Intimacy is a risky business involving, as it does, two people knowing both the good and the bad about each other and sharing their frailties as well as their strengths.
“Intimacy has something of a shared and forgiving sense of frailty,” he says. But sharing your frailties brings with it the danger of rejection. “We know on some level that you can only be intimate with someone who has the power to hurt you,” he says. “And a shot at intimacy that falls wide leads to those peculiarly human pains of humiliation and shame.”
That forgiving sense of frailty
And yet we continue to hope for intimacy. “We make no sense without our audiences, and the social animal needs others in order to live well.

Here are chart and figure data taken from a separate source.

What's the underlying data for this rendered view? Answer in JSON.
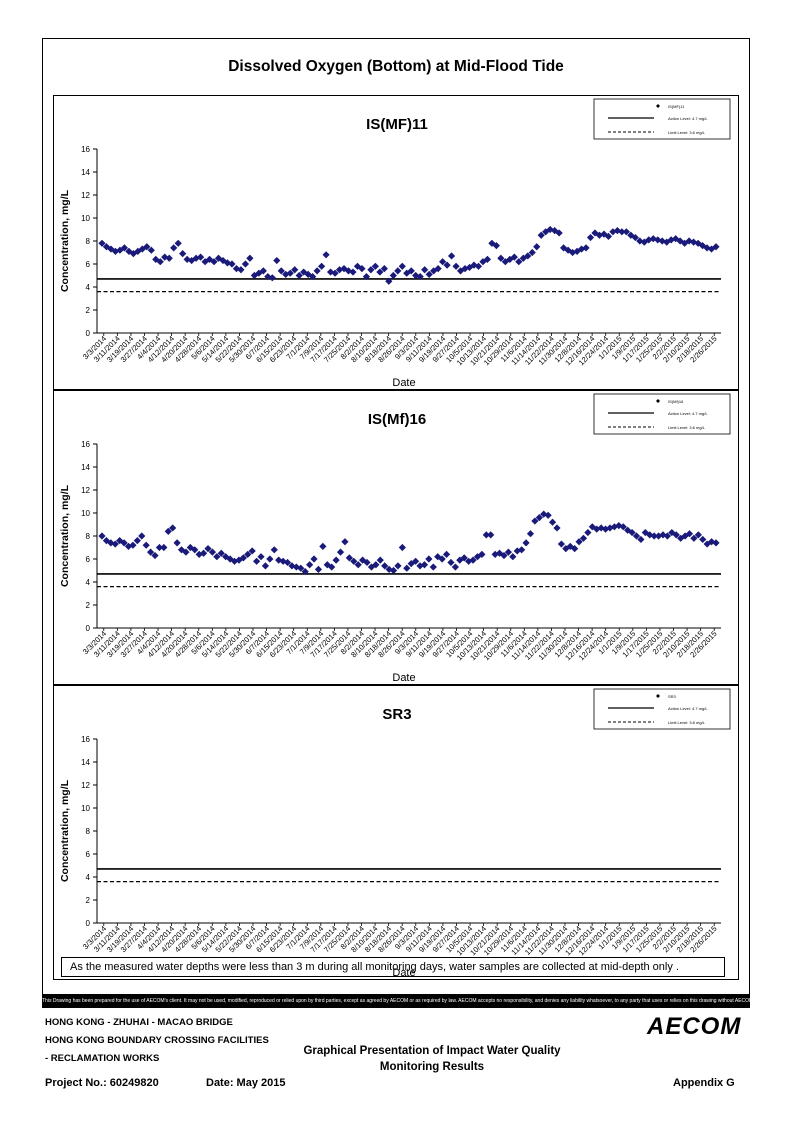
{
  "page": {
    "main_title": "Dissolved Oxygen (Bottom) at Mid-Flood Tide",
    "note": "As the measured water depths were less than 3 m during all monitoring days, water samples are collected  at mid-depth only .",
    "disclaimer": "This Drawing has been prepared for the use of AECOM's client. It may not be used, modified, reproduced or relied upon by third parties, except as agreed by AECOM or as required by law. AECOM accepts no responsibility, and denies any liability whatsoever, to any party that uses or relies on this drawing without AECOM's express written consent.",
    "footer": {
      "line1": "HONG KONG - ZHUHAI - MACAO BRIDGE",
      "line2": "HONG KONG BOUNDARY CROSSING FACILITIES",
      "line3": "- RECLAMATION WORKS",
      "center_line1": "Graphical Presentation of Impact Water Quality",
      "center_line2": "Monitoring Results",
      "project": "Project No.: 60249820",
      "date": "Date: May 2015",
      "appendix": "Appendix G",
      "logo": "AECOM"
    }
  },
  "chart_data": [
    {
      "type": "scatter",
      "title": "IS(MF)11",
      "xlabel": "Date",
      "ylabel": "Concentration, mg/L",
      "ylim": [
        0,
        16
      ],
      "yticks": [
        0,
        2,
        4,
        6,
        8,
        10,
        12,
        14,
        16
      ],
      "xticks": [
        "3/3/2014",
        "3/11/2014",
        "3/19/2014",
        "3/27/2014",
        "4/4/2014",
        "4/12/2014",
        "4/20/2014",
        "4/28/2014",
        "5/6/2014",
        "5/14/2014",
        "5/22/2014",
        "5/30/2014",
        "6/7/2014",
        "6/15/2014",
        "6/23/2014",
        "7/1/2014",
        "7/9/2014",
        "7/17/2014",
        "7/25/2014",
        "8/2/2014",
        "8/10/2014",
        "8/18/2014",
        "8/26/2014",
        "9/3/2014",
        "9/11/2014",
        "9/19/2014",
        "9/27/2014",
        "10/5/2014",
        "10/13/2014",
        "10/21/2014",
        "10/29/2014",
        "11/6/2014",
        "11/14/2014",
        "11/22/2014",
        "11/30/2014",
        "12/8/2014",
        "12/16/2014",
        "12/24/2014",
        "1/1/2015",
        "1/9/2015",
        "1/17/2015",
        "1/25/2015",
        "2/2/2015",
        "2/10/2015",
        "2/18/2015",
        "2/26/2015"
      ],
      "legend": {
        "placement": "top-right",
        "series": "IS(MF)11",
        "action": "Action Level: 4.7 mg/L",
        "limit": "Limit Level: 3.6 mg/L"
      },
      "action_level": 4.7,
      "limit_level": 3.6,
      "values": [
        7.8,
        7.5,
        7.3,
        7.1,
        7.2,
        7.4,
        7.1,
        6.9,
        7.1,
        7.3,
        7.5,
        7.2,
        6.4,
        6.2,
        6.6,
        6.5,
        7.4,
        7.8,
        6.9,
        6.4,
        6.3,
        6.5,
        6.6,
        6.2,
        6.4,
        6.2,
        6.5,
        6.3,
        6.1,
        6.0,
        5.6,
        5.5,
        6.0,
        6.5,
        5.0,
        5.2,
        5.4,
        4.9,
        4.8,
        6.3,
        5.4,
        5.1,
        5.2,
        5.5,
        5.0,
        5.3,
        5.1,
        4.9,
        5.4,
        5.8,
        6.8,
        5.3,
        5.2,
        5.5,
        5.6,
        5.4,
        5.3,
        5.8,
        5.6,
        4.9,
        5.5,
        5.8,
        5.3,
        5.6,
        4.5,
        5.0,
        5.4,
        5.8,
        5.2,
        5.4,
        5.0,
        4.9,
        5.5,
        5.1,
        5.4,
        5.6,
        6.2,
        5.9,
        6.7,
        5.8,
        5.4,
        5.6,
        5.7,
        5.9,
        5.8,
        6.2,
        6.4,
        7.8,
        7.6,
        6.5,
        6.2,
        6.4,
        6.6,
        6.2,
        6.5,
        6.7,
        7.0,
        7.5,
        8.5,
        8.8,
        9.0,
        8.9,
        8.7,
        7.4,
        7.2,
        7.0,
        7.1,
        7.3,
        7.4,
        8.3,
        8.7,
        8.5,
        8.6,
        8.4,
        8.8,
        8.9,
        8.8,
        8.8,
        8.5,
        8.3,
        8.0,
        7.9,
        8.1,
        8.2,
        8.1,
        8.0,
        7.9,
        8.1,
        8.2,
        8.0,
        7.8,
        8.0,
        7.9,
        7.8,
        7.6,
        7.4,
        7.3,
        7.5
      ]
    },
    {
      "type": "scatter",
      "title": "IS(Mf)16",
      "xlabel": "Date",
      "ylabel": "Concentration, mg/L",
      "ylim": [
        0,
        16
      ],
      "yticks": [
        0,
        2,
        4,
        6,
        8,
        10,
        12,
        14,
        16
      ],
      "xticks": [
        "3/3/2014",
        "3/11/2014",
        "3/19/2014",
        "3/27/2014",
        "4/4/2014",
        "4/12/2014",
        "4/20/2014",
        "4/28/2014",
        "5/6/2014",
        "5/14/2014",
        "5/22/2014",
        "5/30/2014",
        "6/7/2014",
        "6/15/2014",
        "6/23/2014",
        "7/1/2014",
        "7/9/2014",
        "7/17/2014",
        "7/25/2014",
        "8/2/2014",
        "8/10/2014",
        "8/18/2014",
        "8/26/2014",
        "9/3/2014",
        "9/11/2014",
        "9/19/2014",
        "9/27/2014",
        "10/5/2014",
        "10/13/2014",
        "10/21/2014",
        "10/29/2014",
        "11/6/2014",
        "11/14/2014",
        "11/22/2014",
        "11/30/2014",
        "12/8/2014",
        "12/16/2014",
        "12/24/2014",
        "1/1/2015",
        "1/9/2015",
        "1/17/2015",
        "1/25/2015",
        "2/2/2015",
        "2/10/2015",
        "2/18/2015",
        "2/26/2015"
      ],
      "legend": {
        "placement": "top-right",
        "series": "IS(Mf)16",
        "action": "Action Level: 4.7 mg/L",
        "limit": "Limit Level: 3.6 mg/L"
      },
      "action_level": 4.7,
      "limit_level": 3.6,
      "values": [
        8.0,
        7.6,
        7.4,
        7.3,
        7.6,
        7.4,
        7.1,
        7.2,
        7.6,
        8.0,
        7.2,
        6.6,
        6.3,
        7.0,
        7.0,
        8.4,
        8.7,
        7.4,
        6.8,
        6.6,
        7.0,
        6.8,
        6.4,
        6.5,
        6.9,
        6.6,
        6.2,
        6.5,
        6.2,
        6.0,
        5.8,
        5.9,
        6.1,
        6.4,
        6.7,
        5.8,
        6.2,
        5.4,
        6.0,
        6.8,
        5.9,
        5.8,
        5.7,
        5.4,
        5.3,
        5.2,
        4.9,
        5.5,
        6.0,
        5.1,
        7.1,
        5.5,
        5.3,
        5.9,
        6.6,
        7.5,
        6.1,
        5.8,
        5.5,
        5.9,
        5.7,
        5.3,
        5.5,
        5.9,
        5.4,
        5.1,
        5.0,
        5.4,
        7.0,
        5.2,
        5.6,
        5.8,
        5.4,
        5.5,
        6.0,
        5.3,
        6.2,
        6.0,
        6.4,
        5.7,
        5.3,
        5.9,
        6.1,
        5.8,
        5.9,
        6.2,
        6.4,
        8.1,
        8.1,
        6.4,
        6.5,
        6.3,
        6.6,
        6.2,
        6.7,
        6.8,
        7.4,
        8.2,
        9.3,
        9.6,
        9.9,
        9.8,
        9.2,
        8.7,
        7.3,
        6.9,
        7.1,
        6.9,
        7.5,
        7.8,
        8.3,
        8.8,
        8.6,
        8.7,
        8.6,
        8.7,
        8.8,
        8.9,
        8.8,
        8.5,
        8.3,
        8.0,
        7.7,
        8.3,
        8.1,
        8.0,
        8.0,
        8.1,
        8.0,
        8.3,
        8.1,
        7.8,
        8.0,
        8.2,
        7.8,
        8.1,
        7.7,
        7.3,
        7.5,
        7.4
      ]
    },
    {
      "type": "scatter",
      "title": "SR3",
      "xlabel": "Date",
      "ylabel": "Concentration, mg/L",
      "ylim": [
        0,
        16
      ],
      "yticks": [
        0,
        2,
        4,
        6,
        8,
        10,
        12,
        14,
        16
      ],
      "xticks": [
        "3/3/2014",
        "3/11/2014",
        "3/19/2014",
        "3/27/2014",
        "4/4/2014",
        "4/12/2014",
        "4/20/2014",
        "4/28/2014",
        "5/6/2014",
        "5/14/2014",
        "5/22/2014",
        "5/30/2014",
        "6/7/2014",
        "6/15/2014",
        "6/23/2014",
        "7/1/2014",
        "7/9/2014",
        "7/17/2014",
        "7/25/2014",
        "8/2/2014",
        "8/10/2014",
        "8/18/2014",
        "8/26/2014",
        "9/3/2014",
        "9/11/2014",
        "9/19/2014",
        "9/27/2014",
        "10/5/2014",
        "10/13/2014",
        "10/21/2014",
        "10/29/2014",
        "11/6/2014",
        "11/14/2014",
        "11/22/2014",
        "11/30/2014",
        "12/8/2014",
        "12/16/2014",
        "12/24/2014",
        "1/1/2015",
        "1/9/2015",
        "1/17/2015",
        "1/25/2015",
        "2/2/2015",
        "2/10/2015",
        "2/18/2015",
        "2/26/2015"
      ],
      "legend": {
        "placement": "top-right",
        "series": "SR3",
        "action": "Action Level: 4.7 mg/L",
        "limit": "Limit Level: 3.6 mg/L"
      },
      "action_level": 4.7,
      "limit_level": 3.6,
      "values": []
    }
  ]
}
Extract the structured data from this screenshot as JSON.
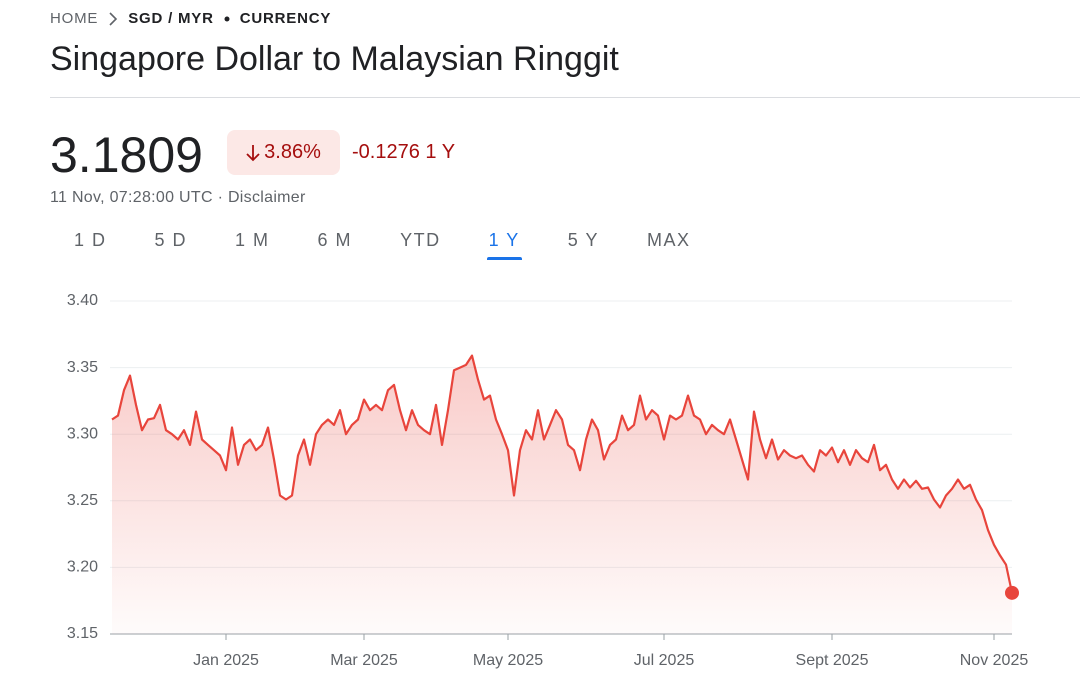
{
  "header": {
    "breadcrumb": [
      "HOME",
      "SGD / MYR",
      "CURRENCY"
    ],
    "title": "Singapore Dollar to Malaysian Ringgit",
    "price": "3.1809",
    "change_percent": "3.86%",
    "change_absolute": "-0.1276",
    "change_period": "1 Y",
    "timestamp": "11 Nov, 07:28:00 UTC",
    "disclaimer": "Disclaimer",
    "tabs": [
      "1 D",
      "5 D",
      "1 M",
      "6 M",
      "YTD",
      "1 Y",
      "5 Y",
      "MAX"
    ],
    "selected_tab": 5
  },
  "chart_data": {
    "type": "line",
    "color": "#e8453c",
    "grid": true,
    "ylim": [
      3.15,
      3.4
    ],
    "yticks": [
      {
        "value": 3.4,
        "label": "3.40"
      },
      3.35,
      {
        "value": 3.3,
        "label": "3.30"
      },
      3.25,
      {
        "value": 3.2,
        "label": "3.20"
      },
      3.15
    ],
    "categories": [
      null,
      null,
      null,
      null,
      null,
      null,
      null,
      null,
      null,
      null,
      null,
      null,
      null,
      null,
      null,
      null,
      null,
      null,
      null,
      "Jan 2025",
      null,
      null,
      null,
      null,
      null,
      null,
      null,
      null,
      null,
      null,
      null,
      null,
      null,
      null,
      null,
      null,
      null,
      null,
      null,
      null,
      null,
      null,
      "Mar 2025",
      null,
      null,
      null,
      null,
      null,
      null,
      null,
      null,
      null,
      null,
      null,
      null,
      null,
      null,
      null,
      null,
      null,
      null,
      null,
      null,
      null,
      null,
      null,
      "May 2025",
      null,
      null,
      null,
      null,
      null,
      null,
      null,
      null,
      null,
      null,
      null,
      null,
      null,
      null,
      null,
      null,
      null,
      null,
      null,
      null,
      null,
      null,
      null,
      null,
      null,
      "Jul 2025",
      null,
      null,
      null,
      null,
      null,
      null,
      null,
      null,
      null,
      null,
      null,
      null,
      null,
      null,
      null,
      null,
      null,
      null,
      null,
      null,
      null,
      null,
      null,
      null,
      null,
      null,
      null,
      "Sept 2025",
      null,
      null,
      null,
      null,
      null,
      null,
      null,
      null,
      null,
      null,
      null,
      null,
      null,
      null,
      null,
      null,
      null,
      null,
      null,
      null,
      null,
      null,
      null,
      null,
      null,
      null,
      "Nov 2025",
      null,
      null,
      null
    ],
    "values": [
      3.311,
      3.314,
      3.333,
      3.344,
      3.322,
      3.303,
      3.311,
      3.312,
      3.322,
      3.303,
      3.3,
      3.296,
      3.303,
      3.292,
      3.317,
      3.296,
      3.292,
      3.288,
      3.284,
      3.273,
      3.305,
      3.277,
      3.292,
      3.296,
      3.288,
      3.292,
      3.305,
      3.281,
      3.254,
      3.251,
      3.254,
      3.284,
      3.296,
      3.277,
      3.3,
      3.307,
      3.311,
      3.307,
      3.318,
      3.3,
      3.307,
      3.311,
      3.326,
      3.318,
      3.322,
      3.318,
      3.333,
      3.337,
      3.318,
      3.303,
      3.318,
      3.307,
      3.303,
      3.3,
      3.322,
      3.292,
      3.318,
      3.348,
      3.35,
      3.352,
      3.359,
      3.341,
      3.326,
      3.329,
      3.311,
      3.3,
      3.288,
      3.254,
      3.288,
      3.303,
      3.296,
      3.318,
      3.296,
      3.307,
      3.318,
      3.311,
      3.292,
      3.288,
      3.273,
      3.296,
      3.311,
      3.303,
      3.281,
      3.292,
      3.296,
      3.314,
      3.303,
      3.307,
      3.329,
      3.311,
      3.318,
      3.314,
      3.296,
      3.314,
      3.311,
      3.314,
      3.329,
      3.314,
      3.311,
      3.3,
      3.307,
      3.303,
      3.3,
      3.311,
      3.296,
      3.281,
      3.266,
      3.317,
      3.296,
      3.282,
      3.296,
      3.281,
      3.288,
      3.284,
      3.282,
      3.284,
      3.277,
      3.272,
      3.288,
      3.284,
      3.29,
      3.279,
      3.288,
      3.277,
      3.288,
      3.282,
      3.279,
      3.292,
      3.273,
      3.277,
      3.266,
      3.259,
      3.266,
      3.26,
      3.265,
      3.259,
      3.26,
      3.251,
      3.245,
      3.254,
      3.259,
      3.266,
      3.259,
      3.262,
      3.251,
      3.243,
      3.228,
      3.217,
      3.209,
      3.202,
      3.1809
    ]
  }
}
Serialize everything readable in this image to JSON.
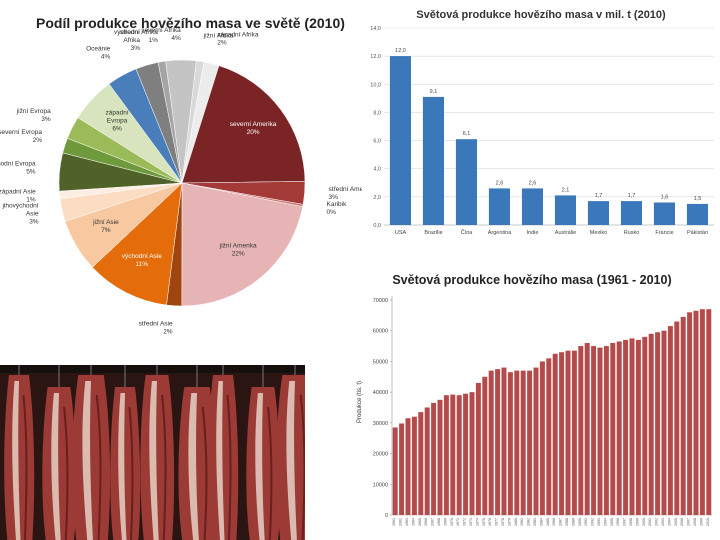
{
  "colors": {
    "blue_bar": "#3a78b9",
    "red_bar": "#b54a4a",
    "photo_bg": "#2a1512",
    "photo_meat": "#9c3a35",
    "photo_fat": "#e6d2c4"
  },
  "photo": {
    "icon": "hanging-beef-carcasses-photo"
  },
  "chart_data": [
    {
      "type": "pie",
      "title": "Podíl produkce hovězího masa ve světě (2010)",
      "slices": [
        {
          "label": "východní Afrika",
          "display_label": "východní\nAfrika",
          "display_value": "3%",
          "value": 3,
          "color": "#7f7f7f"
        },
        {
          "label": "střední Afrika",
          "display_label": "střední Afrika",
          "display_value": "1%",
          "value": 1,
          "color": "#a5a5a5"
        },
        {
          "label": "severní Afrika",
          "display_label": "severní Afrika",
          "display_value": "4%",
          "value": 4,
          "color": "#c4c4c4"
        },
        {
          "label": "jižní Afrika",
          "display_label": "jižní Afrika",
          "display_value": "",
          "value": 1,
          "color": "#d9d9d9"
        },
        {
          "label": "západní Afrika",
          "display_label": "západní Afrika",
          "display_value": "2%",
          "value": 2,
          "color": "#ececec"
        },
        {
          "label": "severní Amerika",
          "display_label": "severní Amerika",
          "display_value": "20%",
          "value": 20,
          "color": "#7a2426"
        },
        {
          "label": "střední Amerika",
          "display_label": "střední Amerika",
          "display_value": "3%",
          "value": 3,
          "color": "#a33a38"
        },
        {
          "label": "Karibik",
          "display_label": "Karibik",
          "display_value": "0%",
          "value": 0.3,
          "color": "#c87472"
        },
        {
          "label": "jižní Amerika",
          "display_label": "jižní Amerika",
          "display_value": "22%",
          "value": 22,
          "color": "#e6b4b5"
        },
        {
          "label": "střední Asie",
          "display_label": "střední Asie",
          "display_value": "2%",
          "value": 2,
          "color": "#9f4610"
        },
        {
          "label": "východní Asie",
          "display_label": "východní Asie",
          "display_value": "11%",
          "value": 11,
          "color": "#e46c0a"
        },
        {
          "label": "jižní Asie",
          "display_label": "jižní Asie",
          "display_value": "7%",
          "value": 7,
          "color": "#f8c9a0"
        },
        {
          "label": "jihovýchodní Asie",
          "display_label": "jihovýchodní\nAsie",
          "display_value": "3%",
          "value": 3,
          "color": "#fcdcc2"
        },
        {
          "label": "západní Asie",
          "display_label": "západní Asie",
          "display_value": "1%",
          "value": 1,
          "color": "#fdeee4"
        },
        {
          "label": "východní Evropa",
          "display_label": "východní Evropa",
          "display_value": "5%",
          "value": 5,
          "color": "#4f6228"
        },
        {
          "label": "severní Evropa",
          "display_label": "severní Evropa",
          "display_value": "2%",
          "value": 2,
          "color": "#6f9a3c"
        },
        {
          "label": "jižní Evropa",
          "display_label": "jižní Evropa",
          "display_value": "3%",
          "value": 3,
          "color": "#9bbb59"
        },
        {
          "label": "západní Evropa",
          "display_label": "západní\nEvropa",
          "display_value": "6%",
          "value": 6,
          "color": "#d7e4bd"
        },
        {
          "label": "Oceánie",
          "display_label": "Oceánie",
          "display_value": "4%",
          "value": 4,
          "color": "#4a7ebb"
        }
      ]
    },
    {
      "type": "bar",
      "title": "Světová produkce hovězího masa v mil. t (2010)",
      "categories": [
        "USA",
        "Brazílie",
        "Čína",
        "Argentina",
        "Indie",
        "Austrálie",
        "Mexiko",
        "Rusko",
        "Francie",
        "Pákistán"
      ],
      "values": [
        12.0,
        9.1,
        6.1,
        2.6,
        2.6,
        2.1,
        1.7,
        1.7,
        1.6,
        1.5
      ],
      "value_labels": [
        "12,0",
        "9,1",
        "6,1",
        "2,6",
        "2,6",
        "2,1",
        "1,7",
        "1,7",
        "1,6",
        "1,5"
      ],
      "ylim": [
        0,
        14
      ],
      "yticks": [
        "0,0",
        "2,0",
        "4,0",
        "6,0",
        "8,0",
        "10,0",
        "12,0",
        "14,0"
      ],
      "grid": true
    },
    {
      "type": "bar",
      "title": "Světová produkce hovězího masa (1961 - 2010)",
      "ylabel": "Produkce (tis. t)",
      "categories": [
        "1961",
        "1962",
        "1963",
        "1964",
        "1965",
        "1966",
        "1967",
        "1968",
        "1969",
        "1970",
        "1971",
        "1972",
        "1973",
        "1974",
        "1975",
        "1976",
        "1977",
        "1978",
        "1979",
        "1980",
        "1981",
        "1982",
        "1983",
        "1984",
        "1985",
        "1986",
        "1987",
        "1988",
        "1989",
        "1990",
        "1991",
        "1992",
        "1993",
        "1994",
        "1995",
        "1996",
        "1997",
        "1998",
        "1999",
        "2000",
        "2001",
        "2002",
        "2003",
        "2004",
        "2005",
        "2006",
        "2007",
        "2008",
        "2009",
        "2010"
      ],
      "values": [
        28500,
        29800,
        31500,
        32000,
        33500,
        35000,
        36500,
        37500,
        39000,
        39200,
        39000,
        39500,
        40000,
        43000,
        45000,
        47000,
        47500,
        48000,
        46500,
        47000,
        47000,
        47000,
        48000,
        50000,
        51000,
        52500,
        53000,
        53500,
        53500,
        55000,
        56000,
        55000,
        54500,
        55000,
        56000,
        56500,
        57000,
        57500,
        57000,
        58000,
        59000,
        59500,
        60000,
        61500,
        63000,
        64500,
        66000,
        66500,
        67000,
        67000
      ],
      "ylim": [
        0,
        70000
      ],
      "yticks": [
        "0",
        "10000",
        "20000",
        "30000",
        "40000",
        "50000",
        "60000",
        "70000"
      ],
      "grid": false
    }
  ]
}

For human beings that feeling of being known, that shared and forgiving sense of frailty, is redemptive in a way that nothing else can be.” Intimacy “can offer safety, trust and the feeling of being uniquely understood: the opposite of isolation”.
He agrees that the couple sitting side by side in the pub who appear to have nothing to say to each other after years of marriage just might have more intimacy through their knowledge and acceptance of mutual frailty than the young lovers at the next table who see each other as perfect.
The cover illustration, Room in New York, 1932, by Edward Hopper, shows a man sitting at a table reading a newspaper while a woman, seated opposite, turns away to finger the keys of a piano. Before reading Marar’s book, I would have assumed that this was a relationship gone cold. After reading it I can make no assumptions about their degree of intimacy because I do not know what they know and accept about each other.